Pre-Challenge Assignment: Work Those Muscles!

OK team…we’re 9 days out from our 30 Day Shred Challenge and I just wanted to start putting some tips out there for you all.  Do I think we’re gonna make it through the 30 days?  You bet, I do!!!  Do I think there may be some challenges along the way?  Yes!!!!  lol

So, being the planner that I am, I want to try to nip those challenges in the bud now.

IF you are not currently exercising, there will definitely be some soreness when you start with the infamous Jillian on the 21st! Heck, I’ve been doing strength training for 2+ yrs now and I’m expecting that I will have to push through some sore muscles.

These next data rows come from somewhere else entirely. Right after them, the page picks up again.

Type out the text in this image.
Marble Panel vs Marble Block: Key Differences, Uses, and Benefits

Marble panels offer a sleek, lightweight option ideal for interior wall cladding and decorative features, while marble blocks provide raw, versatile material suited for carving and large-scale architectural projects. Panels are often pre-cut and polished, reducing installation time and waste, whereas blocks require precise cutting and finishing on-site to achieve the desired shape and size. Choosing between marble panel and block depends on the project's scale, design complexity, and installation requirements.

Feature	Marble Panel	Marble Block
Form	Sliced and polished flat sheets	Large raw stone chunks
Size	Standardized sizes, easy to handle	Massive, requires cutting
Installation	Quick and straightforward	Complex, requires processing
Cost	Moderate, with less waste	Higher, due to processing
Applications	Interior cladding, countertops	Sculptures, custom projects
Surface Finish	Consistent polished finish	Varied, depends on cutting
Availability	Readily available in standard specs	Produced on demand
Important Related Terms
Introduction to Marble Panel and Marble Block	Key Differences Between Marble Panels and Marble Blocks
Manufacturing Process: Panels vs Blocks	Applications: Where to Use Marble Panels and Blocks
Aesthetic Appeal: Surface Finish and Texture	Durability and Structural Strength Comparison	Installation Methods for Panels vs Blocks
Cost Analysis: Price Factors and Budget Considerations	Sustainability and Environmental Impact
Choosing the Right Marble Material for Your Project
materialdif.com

So…if you’re not currently doing anything with your dumbbells, I’d suggest doing some bi-cep and tri-cep work every other day or so. Just do something light – maybe during commercials of your favorite TV program.

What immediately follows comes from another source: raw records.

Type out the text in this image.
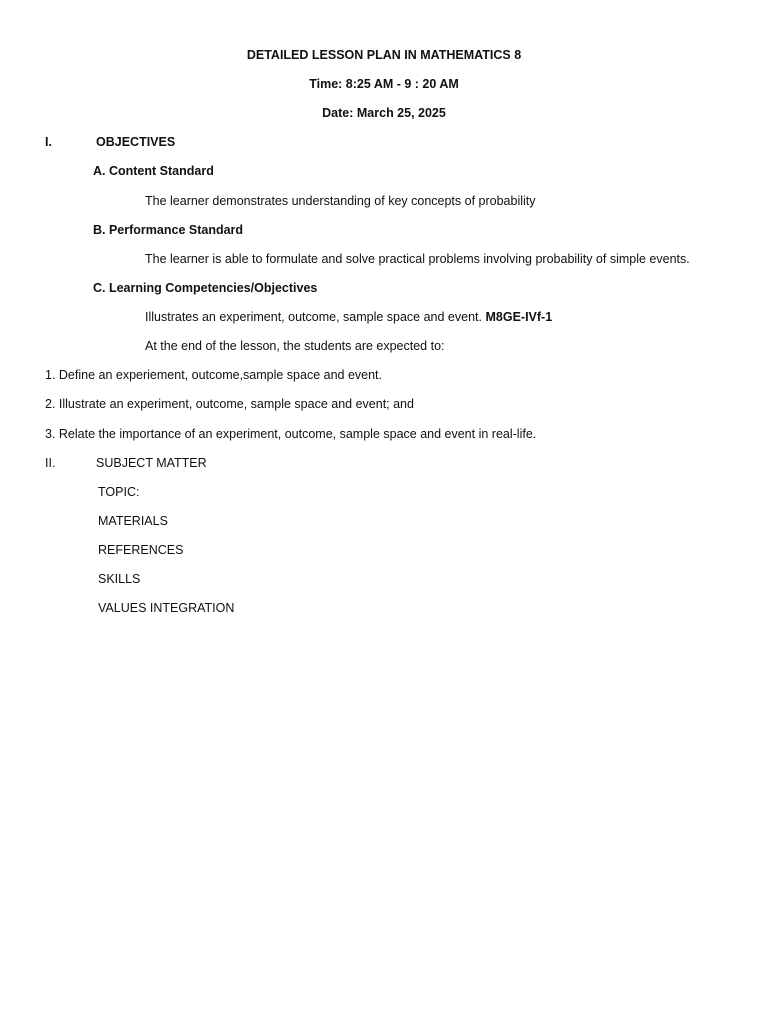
DETAILED LESSON PLAN IN MATHEMATICS 8
Time: 8:25 AM - 9 : 20 AM
Date: March 25, 2025
I.	OBJECTIVES
A. Content Standard
The learner demonstrates understanding of key concepts of probability
B. Performance Standard
The learner is able to formulate and solve practical problems involving probability of simple events.
C. Learning Competencies/Objectives
Illustrates an experiment, outcome, sample space and event. M8GE-IVf-1
At the end of the lesson, the students are expected to:
1. Define an experiement, outcome,sample space and event.
2. Illustrate an experiment, outcome, sample space and event; and
3. Relate the importance of an experiment, outcome, sample space and event in real-life.
II.	SUBJECT MATTER
TOPIC:
MATERIALS
REFERENCES
SKILLS
VALUES INTEGRATION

I’d also do a few sets of squats and lunges to get that lower body ready.

At the beginning of my fitness routine, I was fortunate to have access to a gym which is where I did my upper body work. As the months progressed, when I wanted to change up my routine a bit I purchased the book below and created a little upper and lower body routine of my own based on some of the exercises in this book.

I will include the link below in case this is something that would help you out.

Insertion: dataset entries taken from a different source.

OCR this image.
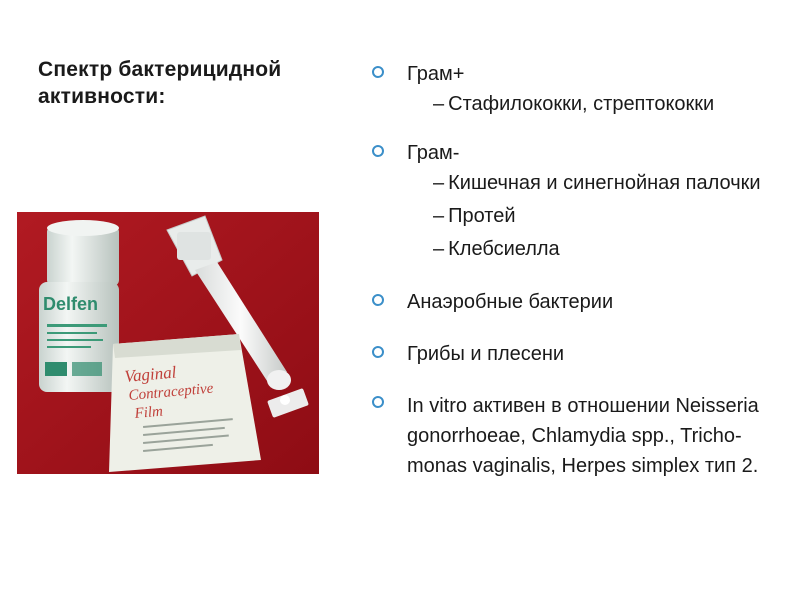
Спектр бактерицидной
активности:
Delfen
Vaginal
Contraceptive
Film
Грам+
– Стафилококки, стрептококки
Грам-
– Кишечная и синегнойная палочки
– Протей
– Клебсиелла
Анаэробные бактерии
Грибы и плесени
In vitro активен в отношении Neisseria
gonorrhoeae, Chlamydia spp., Tricho-
monas vaginalis, Herpes simplex тип 2.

biggest-loser-fitness-book

Here you go: The Biggest Loser Fitness Program

Let’s go team! 🙂

P.S. Do you have everything you need from the shopping/tools list?

Comments

  1. Girl, I am ready and I know I am going to be sore, but it is all good. I also recommend everybody take their measurements on the 21st so that you can see how many inches you shred during the 30 days!

  2. You go Kim! I’m SO excited to do this with you! Yes, measurements – I will post that as another of the pre-challenge assignments…rock-n-roll! Let’s lose some inches…are you ready gang!